Moving is generally more healthy than not, and not moving can be our M.O. when we’re borderline hibernating. Now’s the time to get up and find some exercise that works for you. It’s recommended to get 150 minutes of moderate-intensity physical activity during the week.
Cutting out, or at least reducing, alcoholic and sugary drinks is always the healthier option to reduce inflammation and to stay properly hydrated. Stick with water whenever possible and, if you need to spruce it up, there are plenty of sugar-free options available for making water more fun.
Winter months mean eating, but the holidays have a tendency to remove healthy eating from our vernacular, at least temporarily. Eating a balanced diet with lean proteins, veggies, and fruits, as well as low-fat dairy products will keep you energized and full. It’s also recommended to make have your meal plate fruits and vegetables, and for whatever grains you eat, half of them should be whole grains.
We get a lot of mixed messages about sleep, or at least different information, and during winter months we tend to sleep a lot more, especially since we tend to move less. For adults, it’s generally recommended to get 7 hours of sleep, and for teens 13-18 it’s recommended to get 8-10 hours. Children 6-12 need 9-12 hours of sleep each night. Waking up rejuvenated, like we’re supposed to, means getting enough recharging through sleep.
Stay Protected in the Sun
If the sun’s out, use a broad-spectrum sunscreen that has an SPF of at least 15, and wear long sleeves and long pants to avoid burning. Wide-brimmed hats and sunglasses (preferably sunglasses that block both UVA and UVB rays) are also recommended for staying protected.

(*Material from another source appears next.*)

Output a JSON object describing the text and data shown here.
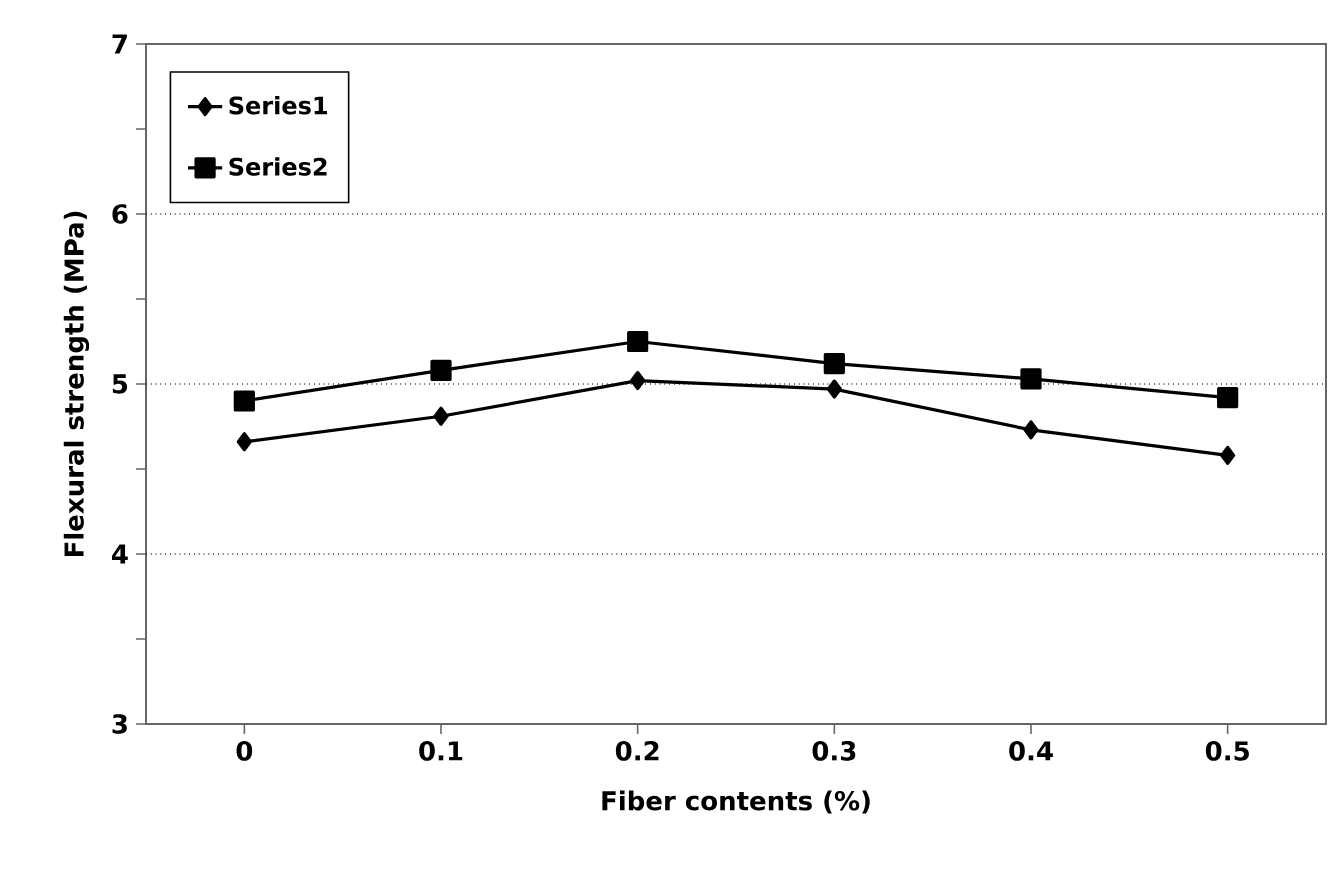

While some adults might not need a reminder to brush twice a day using fluoride toothpaste, some of us do. Mouth health is more than just about protecting your teeth. Keeping germs away means keeping infections at bay. Infections from the mouth can spread, so keeping it clean in there is a good way to start staying healthy all over.
Spring is no different than any other part of the year for your health, although it’s finally the kind of weather where most of us feel like we have the energy to stay on top of these things. Use that energy, get in the habit, and stay there.